Roboticists from Harvard’s Wyss Institute, SEAS, and MIT have reinvented the 300-year-old piston design by replacing its rigid elements with soft flexible materials.
Pistons first gained attention in the late 1700s, when French-born British physicist Denis Papin made waves by proposing the piston principle.
It has since then been used to harness the power of fluids to perform work in numerous machines and devices such as engines, hydraulic lifters and cranes.
These pistons nevertheless suffer from several shortcomings: the high friction between the moving piston and the chamber wall can lead to breakdown of the seal, leakage, and gradual or sudden malfunctions.
In addition, energy efficiencies and response speeds are often limited, especially in the lower pressure-spectrum.
The Harvard-MIT team has now sought to remedy this by replacing a piston’s rigid elements with compressible structures made of soft materials.

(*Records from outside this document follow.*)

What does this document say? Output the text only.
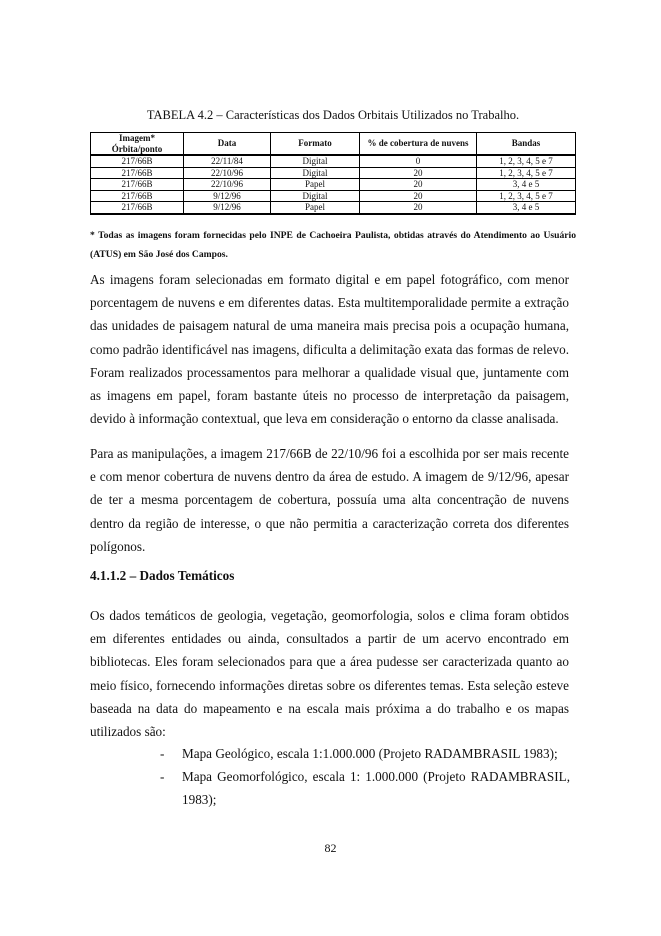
TABELA 4.2 – Características dos Dados Orbitais Utilizados no Trabalho.
Imagem* Órbita/ponto	Data	Formato	% de cobertura de nuvens	Bandas
217/66B	22/11/84	Digital	0	1, 2, 3, 4, 5 e 7
217/66B	22/10/96	Digital	20	1, 2, 3, 4, 5 e 7
217/66B	22/10/96	Papel	20	3, 4 e 5
217/66B	9/12/96	Digital	20	1, 2, 3, 4, 5 e 7
217/66B	9/12/96	Papel	20	3, 4 e 5
* Todas as imagens foram fornecidas pelo INPE de Cachoeira Paulista, obtidas através do Atendimento ao Usuário (ATUS) em São José dos Campos.

As imagens foram selecionadas em formato digital e em papel fotográfico, com menor porcentagem de nuvens e em diferentes datas. Esta multitemporalidade permite a extração das unidades de paisagem natural de uma maneira mais precisa pois a ocupação humana, como padrão identificável nas imagens, dificulta a delimitação exata das formas de relevo. Foram realizados processamentos para melhorar a qualidade visual que, juntamente com as imagens em papel, foram bastante úteis no processo de interpretação da paisagem, devido à informação contextual, que leva em consideração o entorno da classe analisada.

Para as manipulações, a imagem 217/66B de 22/10/96 foi a escolhida por ser mais recente e com menor cobertura de nuvens dentro da área de estudo. A imagem de 9/12/96, apesar de ter a mesma porcentagem de cobertura, possuía uma alta concentração de nuvens dentro da região de interesse, o que não permitia a caracterização correta dos diferentes polígonos.

4.1.1.2 – Dados Temáticos

Os dados temáticos de geologia, vegetação, geomorfologia, solos e clima foram obtidos em diferentes entidades ou ainda, consultados a partir de um acervo encontrado em bibliotecas. Eles foram selecionados para que a área pudesse ser caracterizada quanto ao meio físico, fornecendo informações diretas sobre os diferentes temas. Esta seleção esteve baseada na data do mapeamento e na escala mais próxima a do trabalho e os mapas utilizados são:

- Mapa Geológico, escala 1:1.000.000 (Projeto RADAMBRASIL 1983);
- Mapa Geomorfológico, escala 1: 1.000.000 (Projeto RADAMBRASIL, 1983);
82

According to the scientists, the resulting ‘tension pistons’ generate more than three times the force of comparable conventional pistons, eliminate much of the friction, and are at low pressures up to 40% more energy efficient.

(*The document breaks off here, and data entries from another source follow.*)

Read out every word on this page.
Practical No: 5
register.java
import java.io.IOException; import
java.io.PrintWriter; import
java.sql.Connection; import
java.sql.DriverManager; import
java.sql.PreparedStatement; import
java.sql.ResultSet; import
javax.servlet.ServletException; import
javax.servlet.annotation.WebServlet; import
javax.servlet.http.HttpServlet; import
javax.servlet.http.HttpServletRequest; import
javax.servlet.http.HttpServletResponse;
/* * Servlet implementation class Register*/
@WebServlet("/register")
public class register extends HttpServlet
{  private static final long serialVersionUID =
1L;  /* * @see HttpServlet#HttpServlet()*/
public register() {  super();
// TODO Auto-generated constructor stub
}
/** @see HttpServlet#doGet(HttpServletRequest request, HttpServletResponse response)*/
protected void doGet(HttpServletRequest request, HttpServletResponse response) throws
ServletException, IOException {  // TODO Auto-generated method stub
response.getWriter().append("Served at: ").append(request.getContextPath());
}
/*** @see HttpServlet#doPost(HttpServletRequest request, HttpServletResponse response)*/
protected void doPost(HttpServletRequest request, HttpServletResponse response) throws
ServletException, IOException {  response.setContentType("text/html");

The scientists contend that their invention could help open a new chapter in piston architecture.
“They could be dropped into machines, replacing conventional pistons, providing improved energy efficiency,” says co-corresponding author, professor Robert Wood.
The tension piston concept is built on the team’s ‘Fluid-Driven Origami-Inspired Artificial Muscles’ (FOAMs).
These artificial muscles use soft materials to give soft robots more power and motion control while maintaining their flexible architectures.
FOAMs are made of a folded structure that is embedded within a fluid in a flexible and hermetically sealed skin.
Changing the fluid pressure triggers the origami-like structure to unfold or collapse along a preconfigured geometrical path, which induces a shape-shift in the entire FOAM.
This allows it to grasp or release objects or to perform other kinds of work.
“Better pistons could fundamentally transform the way we design and utilize many types of systems, from shock absorbers and car engines to bulldozers and mining equipment,” says co-author and MIT CSAIL professor Daniela Rus.
“We think that an approach like this could help engineers devise different ways to make their creations stronger and more energy-efficient.”